My thesis on Mac Indie developers –Indie Fever– is now available for download. You can get it at: http://www.madebysofa.com/indiefever/
One of the reasons I started this blog is to have a public channel to communicate about the contents of the thesis. So if you have any remarks/comments/additions feel welcome to leave a message. There is a lot of history in the thesis and the developers perspective has not always been written down by someone yet. So if you have another angle on something in the thesis, I'd be glad to hear about it.
Sunday, July 20, 2008
When I went out to the US to research the Independent Mac community I was full of high hopes to write about all the experiences that come with the research on this blog. It did not take long to find out that writing blog posts is a form of writing and therefore is subject to all the musing and creative blockages that come with writing. As a result this is the third post on this blog, and it is for announcing the initial results of the research and not about all the questions that occurred while doing the research.
Despite that I am proud to announce that analyzing the interviews, wandering around the Indies' their blog history and working through ‘the shelf’ (all the books that were neccesary to frame the Indie world scientifically, each little sticky is a potential reference) did generate results: it is out the door. The thesis is called: “Indie Fever, The genesis, culture and economy of independent software developers on the Macintosh platform”. The title was inspired by a blogpost from Daniel Jalkut and captures the spirit of the thesis so well that I was unable to come up with a different better title. (I just hope Daniel does not mind).
At this moment a hardcover copy is being reviewed at the university. Tomorrow I will hear whether it is officially accepted and if that is the case (as I suspect), it will be available for download at the beginning of next week.
It was a challenge to give all the perspectives that were revealed in the interviews an appropriate place and I hope the result is something that Indie developers will recognize. But if people disagree on certain aspects I would really appreciate feedback. Tracing back the social non-technical origins of Cocoa and its developer community relies on a lot of (often not written down) stories as do the remarks on Indie culture and there might be angles on those stories out there that I was unable to grasp yet.
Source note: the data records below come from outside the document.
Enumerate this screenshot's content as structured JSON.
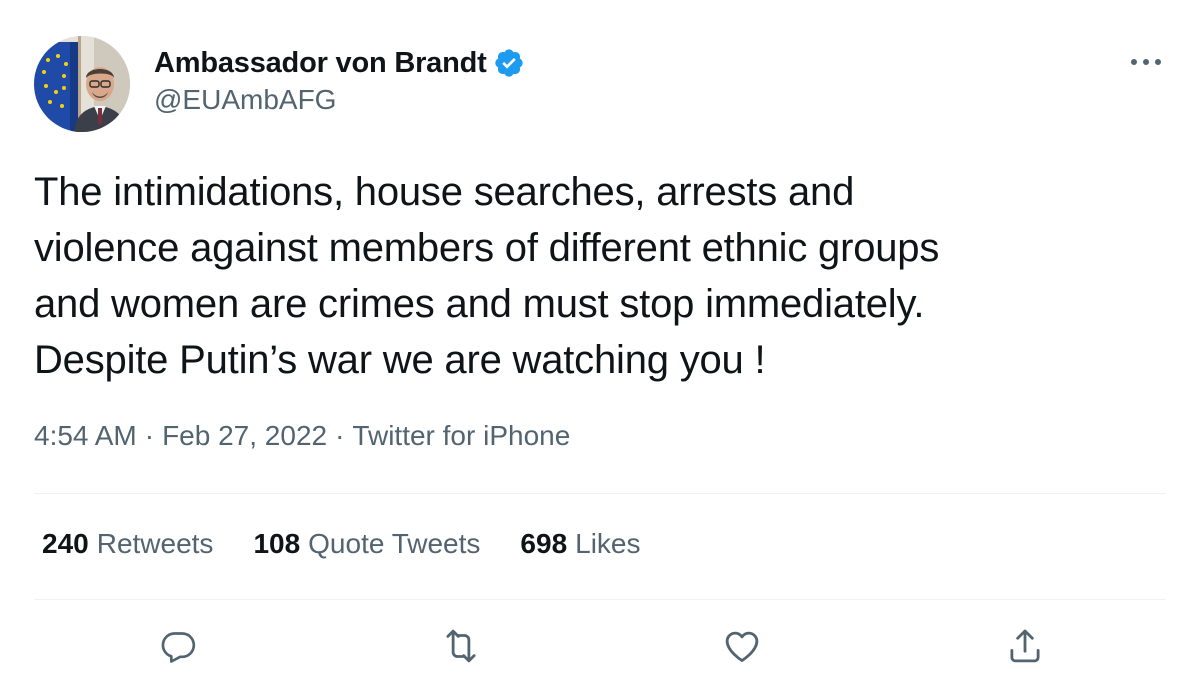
{
  "author": {
    "display_name": "Ambassador von Brandt",
    "handle": "@EUAmbAFG",
    "verified": true
  },
  "tweet": {
    "text": "The intimidations, house searches, arrests and\nviolence against members of different ethnic groups\nand women are crimes and must stop immediately.\nDespite Putin’s war we are watching you !"
  },
  "meta": {
    "time": "4:54 AM",
    "separator": "·",
    "date": "Feb 27, 2022",
    "source": "Twitter for iPhone"
  },
  "stats": {
    "retweets_count": "240",
    "retweets_label": "Retweets",
    "quotes_count": "108",
    "quotes_label": "Quote Tweets",
    "likes_count": "698",
    "likes_label": "Likes"
  },
  "icons": {
    "more": "more-horizontal-icon",
    "reply": "reply-icon",
    "retweet": "retweet-icon",
    "like": "heart-icon",
    "share": "share-icon",
    "verified": "verified-badge-icon"
  },
  "colors": {
    "text_primary": "#0f1419",
    "text_secondary": "#536471",
    "verified": "#1d9bf0",
    "divider": "#eff3f4"
  }
}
I think it would be really nice if there are any missing puzzle pieces that a collective feedback effort is able to fill those gaps. Of course it is difficult to give feedback when the actual writing is not yet there, so I will return here to discuss all issues that people can come up with once others get the chance to read the actual thesis. And since I don't have to write a big book anymore (it is 105 pages) I will probably have enough writing energy left to get to them really soon.